Foto: Detik Finance — Gambar diambil dari sumber artikel asli untuk menghindari kesalahan informasi visual.
TPT Usia 15-24 Tahun Capai 16,36% — Pengangguran Muda Jadi Masalah Struktural
Angka pengangguran muda yang tinggi berdampak langsung pada daya beli, stabilitas sosial, dan kualitas angkatan kerja masa depan — isu lintas sektor yang membutuhkan respons kebijakan segera.
- Indikator
- Tingkat Pengangguran Terbuka (TPT) Usia 15-24 Tahun
- Nilai Terkini
- 16,36%
- Nilai Sebelumnya
- data tidak tersedia dari sumber ini
- Perubahan
- data tidak tersedia dari sumber ini
- Tren
- naik
- Sektor Terdampak
- KetenagakerjaanPendidikan dan Pelatihan VokasiKonsumsi Rumah TanggaIndustri Manufaktur dan Jasa Formal
Ringkasan Eksekutif
BPS melaporkan Tingkat Pengangguran Terbuka (TPT) nasional turun tipis menjadi 4,68% pada Februari 2026, dengan jumlah pengangguran 7,24 juta orang — berkurang 35 ribu dari tahun sebelumnya. Namun, di balik perbaikan agregat ini, TPT kelompok usia 15-24 tahun justru melonjak ke 16,36%, menjadikannya kelompok dengan tingkat pengangguran tertinggi. Pola ini konsisten sejak Februari 2024, menunjukkan bahwa angkatan kerja muda menghadapi hambatan struktural dalam mengakses pasar kerja. Data ini juga memperkuat temuan dari artikel terkait bahwa 59,42% tenaga kerja masih berada di sektor informal dan lebih dari sepertiga hanya berpendidikan SD ke bawah — mengindikasikan bahwa perbaikan kuantitatif belum diikuti perbaikan kualitas lapangan kerja.
Kenapa Ini Penting
Angka pengangguran muda yang tinggi bukan sekadar statistik — ini adalah indikator kegagalan penyerapan tenaga kerja terdidik dan sinyal potensi masalah sosial-ekonomi jangka panjang. Generasi muda yang tidak terserap pasar kerja akan menekan konsumsi rumah tangga, memperlambat pertumbuhan kelas menengah, dan meningkatkan beban fiskal melalui program jaring pengaman sosial. Di sisi lain, tingginya TPT lulusan SMK (7,74%) menunjukkan adanya mismatch antara kurikulum pendidikan dan kebutuhan industri — isu yang sudah lama menjadi perdebatan namun belum tertangani secara sistemik.
Dampak Bisnis
- ✦ Sektor konsumsi dan ritel berpotensi kehilangan momentum pertumbuhan jangka menengah karena daya beli kelompok usia produktif muda tertekan — mereka adalah konsumen potensial untuk produk elektronik, fesyen, dan layanan digital.

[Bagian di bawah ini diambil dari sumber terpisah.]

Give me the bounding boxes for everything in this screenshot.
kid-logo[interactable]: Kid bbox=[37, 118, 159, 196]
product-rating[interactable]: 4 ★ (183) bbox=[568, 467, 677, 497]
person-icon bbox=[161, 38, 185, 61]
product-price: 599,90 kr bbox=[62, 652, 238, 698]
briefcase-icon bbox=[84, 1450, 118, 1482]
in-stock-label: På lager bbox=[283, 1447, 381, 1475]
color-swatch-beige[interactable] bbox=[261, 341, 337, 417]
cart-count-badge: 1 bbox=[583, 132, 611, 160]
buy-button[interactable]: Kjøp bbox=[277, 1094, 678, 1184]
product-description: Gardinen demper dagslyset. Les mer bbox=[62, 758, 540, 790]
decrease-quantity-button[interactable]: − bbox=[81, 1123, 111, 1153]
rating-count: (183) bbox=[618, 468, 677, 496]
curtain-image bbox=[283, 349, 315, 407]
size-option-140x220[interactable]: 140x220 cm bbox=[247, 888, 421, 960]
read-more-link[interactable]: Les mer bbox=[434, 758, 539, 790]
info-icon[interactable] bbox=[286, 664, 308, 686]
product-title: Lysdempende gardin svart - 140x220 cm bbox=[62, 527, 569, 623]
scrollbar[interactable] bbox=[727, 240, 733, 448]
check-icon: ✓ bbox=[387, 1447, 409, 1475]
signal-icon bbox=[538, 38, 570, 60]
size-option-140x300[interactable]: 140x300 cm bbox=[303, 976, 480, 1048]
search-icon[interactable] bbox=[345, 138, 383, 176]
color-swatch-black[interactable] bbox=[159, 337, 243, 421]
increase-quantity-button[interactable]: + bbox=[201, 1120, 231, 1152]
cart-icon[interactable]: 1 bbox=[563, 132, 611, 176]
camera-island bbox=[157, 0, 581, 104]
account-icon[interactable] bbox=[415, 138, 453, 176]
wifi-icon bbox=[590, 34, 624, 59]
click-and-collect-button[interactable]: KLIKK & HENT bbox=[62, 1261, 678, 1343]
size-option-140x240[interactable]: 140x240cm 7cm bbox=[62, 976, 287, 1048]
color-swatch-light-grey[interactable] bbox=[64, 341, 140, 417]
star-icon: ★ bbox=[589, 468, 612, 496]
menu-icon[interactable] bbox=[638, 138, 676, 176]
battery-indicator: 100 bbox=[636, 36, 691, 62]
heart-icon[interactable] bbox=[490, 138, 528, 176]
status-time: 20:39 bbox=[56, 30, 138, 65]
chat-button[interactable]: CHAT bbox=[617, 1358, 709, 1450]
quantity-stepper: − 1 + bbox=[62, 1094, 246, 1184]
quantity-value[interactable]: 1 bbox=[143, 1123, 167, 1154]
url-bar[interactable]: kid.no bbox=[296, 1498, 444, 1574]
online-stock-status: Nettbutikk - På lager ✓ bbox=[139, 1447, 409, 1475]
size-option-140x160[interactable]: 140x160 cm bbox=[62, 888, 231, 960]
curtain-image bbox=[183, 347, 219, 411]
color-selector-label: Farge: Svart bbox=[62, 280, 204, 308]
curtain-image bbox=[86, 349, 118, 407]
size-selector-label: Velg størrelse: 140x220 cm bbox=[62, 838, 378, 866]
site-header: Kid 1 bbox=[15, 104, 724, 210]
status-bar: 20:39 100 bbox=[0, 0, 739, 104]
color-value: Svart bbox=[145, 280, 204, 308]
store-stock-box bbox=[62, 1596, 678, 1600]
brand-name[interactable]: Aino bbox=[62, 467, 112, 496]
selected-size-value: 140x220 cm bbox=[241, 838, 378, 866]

- ✦ Perusahaan di sektor manufaktur dan jasa formal menghadapi tekanan biaya rekrutmen dan pelatihan karena kualitas calon tenaga kerja tidak sesuai ekspektasi — ini memperkuat insentif untuk otomatisasi dan outsourcing.
- ✦ Pemerintah daerah dengan konsentrasi penduduk muda tinggi akan menghadapi tekanan fiskal lebih besar untuk program pelatihan dan subsidi upah — sementara basis pajak mereka belum pulih optimal.
Yang Perlu Dipantau
- ◎ Yang perlu dipantau: data penyerapan tenaga kerja sektor formal vs informal pada Sakernas Agustus 2026 — jika proporsi informal masih di atas 55%, sinyal perbaikan kualitas kerja masih lemah.
- ◎ Risiko yang perlu dicermati: potensi kenaikan angka NEET (Not in Employment, Education, or Training) pada kelompok 15-24 tahun — jika meningkat, dampak sosial dan fiskal akan lebih besar dari yang terlihat saat ini.
- ◎ Sinyal penting: realisasi anggaran program Kartu Prakerja dan pelatihan vokasi di APBN 2026 — jika serapan rendah, indikasi mismatch kebijakan dengan kebutuhan pasar kerja.
Analisis ini dibuat oleh sistem AI Feedberry berdasarkan sumber berita publik dan tidak merupakan saran investasi atau keputusan bisnis. Selalu verifikasi dengan sumber primer.